Also, please tell us whether this was before or after we signed a treaty against it.

According to Raychill Maddow, during the post WWII Tokyo Trials, Japanese soldiers were convicted and hanged for waterboarding allied prisoners.
 
What other way is that, exactly? Offering these three nylons and Hershey Bars? How do you know every other method wasn't tried and proved to be unsuccessful before these three were waterboarded?

I don't know what other methods might be useful, but that's probably because I'm a teacher and not a professional interrogator. Luckily for my case, that's completely irrelevant. All I'm arguing is that it's unknown to the public whether or not torture actually produces anything useful that can't be gotten otherwise. I've heard ostensibly skilled professional interrogators argue both sides of the question with equal force, so I gather that there is at least enough uncertainty, even among those who do know the truth to render torture unjustified.

Just because waterboarding is considered torture by its detractors, it is not ipso facto that the information was not corroborated. The info would be useless otherwise. Just as in civilian police work when a suspect voluntarily confesses to a crime it still has to be corroborated.

It's also considered torture by most of its supporters. Just not the ones who wish to blind themselves to the abuses of the Bush administration. And again, it's irrelevant to my case whether or not any information gleaned from torture was corroborated otherwise. The point is that it's not trustworthy enough to overcome the moral objection to torture.
 
I don't know what other methods might be useful, but that's probably because I'm a teacher and not a professional interrogator. Luckily for my case, that's completely irrelevant. All I'm arguing is that it's unknown to the public whether or not torture actually produces anything useful that can't be gotten otherwise. I've heard ostensibly skilled professional interrogators argue both sides of the question with equal force, so I gather that there is at least enough uncertainty, even among those who do know the truth to render torture unjustified.



It's also considered torture by most of its supporters. Just not the ones who wish to blind themselves to the abuses of the Bush administration. And again, it's irrelevant to my case whether or not any information gleaned from torture was corroborated otherwise.

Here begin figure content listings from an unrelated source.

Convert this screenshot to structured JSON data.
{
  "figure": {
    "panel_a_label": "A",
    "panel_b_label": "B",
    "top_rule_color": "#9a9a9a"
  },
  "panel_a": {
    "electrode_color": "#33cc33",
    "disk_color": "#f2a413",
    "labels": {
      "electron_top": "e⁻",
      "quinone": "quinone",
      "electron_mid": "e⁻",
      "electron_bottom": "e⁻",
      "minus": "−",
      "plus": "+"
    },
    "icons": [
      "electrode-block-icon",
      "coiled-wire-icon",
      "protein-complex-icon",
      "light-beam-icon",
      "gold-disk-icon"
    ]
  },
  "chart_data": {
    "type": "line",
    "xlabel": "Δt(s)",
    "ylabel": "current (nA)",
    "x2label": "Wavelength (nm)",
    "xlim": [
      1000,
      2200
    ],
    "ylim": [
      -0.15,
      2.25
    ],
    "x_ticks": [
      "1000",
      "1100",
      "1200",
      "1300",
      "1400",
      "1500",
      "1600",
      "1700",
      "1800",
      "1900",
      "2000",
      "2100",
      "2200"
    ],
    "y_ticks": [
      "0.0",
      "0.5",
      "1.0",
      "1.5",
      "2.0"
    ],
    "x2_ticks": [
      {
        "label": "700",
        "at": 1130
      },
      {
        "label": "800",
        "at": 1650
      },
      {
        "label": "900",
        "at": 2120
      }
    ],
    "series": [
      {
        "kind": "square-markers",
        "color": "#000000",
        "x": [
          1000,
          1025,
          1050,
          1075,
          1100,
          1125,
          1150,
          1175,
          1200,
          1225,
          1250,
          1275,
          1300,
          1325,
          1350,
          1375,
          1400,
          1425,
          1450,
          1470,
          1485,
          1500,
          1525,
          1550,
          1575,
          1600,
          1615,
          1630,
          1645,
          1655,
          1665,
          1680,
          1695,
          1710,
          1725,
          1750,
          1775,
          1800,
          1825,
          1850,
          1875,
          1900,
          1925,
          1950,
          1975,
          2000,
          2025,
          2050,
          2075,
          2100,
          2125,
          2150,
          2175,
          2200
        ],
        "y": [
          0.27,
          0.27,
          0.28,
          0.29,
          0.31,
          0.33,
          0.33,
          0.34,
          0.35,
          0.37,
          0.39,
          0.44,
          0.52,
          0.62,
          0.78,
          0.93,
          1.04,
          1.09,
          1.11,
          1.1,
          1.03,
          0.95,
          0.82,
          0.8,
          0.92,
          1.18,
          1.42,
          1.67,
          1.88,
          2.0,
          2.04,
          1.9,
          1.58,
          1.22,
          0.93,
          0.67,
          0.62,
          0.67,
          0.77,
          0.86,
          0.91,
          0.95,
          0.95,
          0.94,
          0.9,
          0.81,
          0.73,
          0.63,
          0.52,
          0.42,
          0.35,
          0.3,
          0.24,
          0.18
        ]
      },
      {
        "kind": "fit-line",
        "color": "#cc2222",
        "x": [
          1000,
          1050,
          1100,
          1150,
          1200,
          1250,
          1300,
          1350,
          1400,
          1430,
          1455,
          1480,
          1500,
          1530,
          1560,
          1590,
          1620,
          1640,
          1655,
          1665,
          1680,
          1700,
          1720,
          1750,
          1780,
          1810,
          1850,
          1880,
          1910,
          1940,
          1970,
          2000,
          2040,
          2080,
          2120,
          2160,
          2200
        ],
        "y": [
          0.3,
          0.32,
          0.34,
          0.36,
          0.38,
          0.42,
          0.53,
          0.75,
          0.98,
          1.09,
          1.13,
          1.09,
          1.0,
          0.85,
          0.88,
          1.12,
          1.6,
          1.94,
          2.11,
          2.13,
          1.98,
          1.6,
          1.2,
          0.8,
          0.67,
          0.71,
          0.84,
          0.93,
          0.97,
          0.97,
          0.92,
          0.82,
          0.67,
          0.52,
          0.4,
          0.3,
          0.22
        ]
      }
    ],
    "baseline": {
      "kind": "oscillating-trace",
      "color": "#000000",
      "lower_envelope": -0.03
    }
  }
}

The point is that it's not trustworthy enough to overcome the moral objection to torture.
Well there are chemical means of interrogation that are completely painless and do not cause mental harm BUT that is also defined as "torture".
 
Well there are chemical means of interrogation that are completely painless and do not cause mental harm BUT that is also defined as "torture".

That's interesting, but what does it have to do with my post?

If it's true, then what is it about these methods that fits the definition of torture?

Regardless, what does the existence of such methods say about the acceptability, or not, of waterboarding?
 
That's interesting, but what does it have to do with my post?

If it's true, then what is it about these methods that fits the definition of torture?

Regardless, what does the existence of such methods say about the acceptability, or not, of waterboarding?
It was in answer to the first paragraph of your earlier post. It fits the definition simply because the UN decided it did even though Sodium Pentothal is used millions of times a day accross the world.
 
It was in answer to the first paragraph of your earlier post. It fits the definition simply because the UN decided it did even though Sodium Pentothal is used millions of times a day accross the world.


So it's an example of method, other than torture, that might be useful?

Can you point me to: a) any information about how well it works; or b) the actual law defining it as torture?

Are you sure it's actually considered 'torture' and not just banned for some other reason?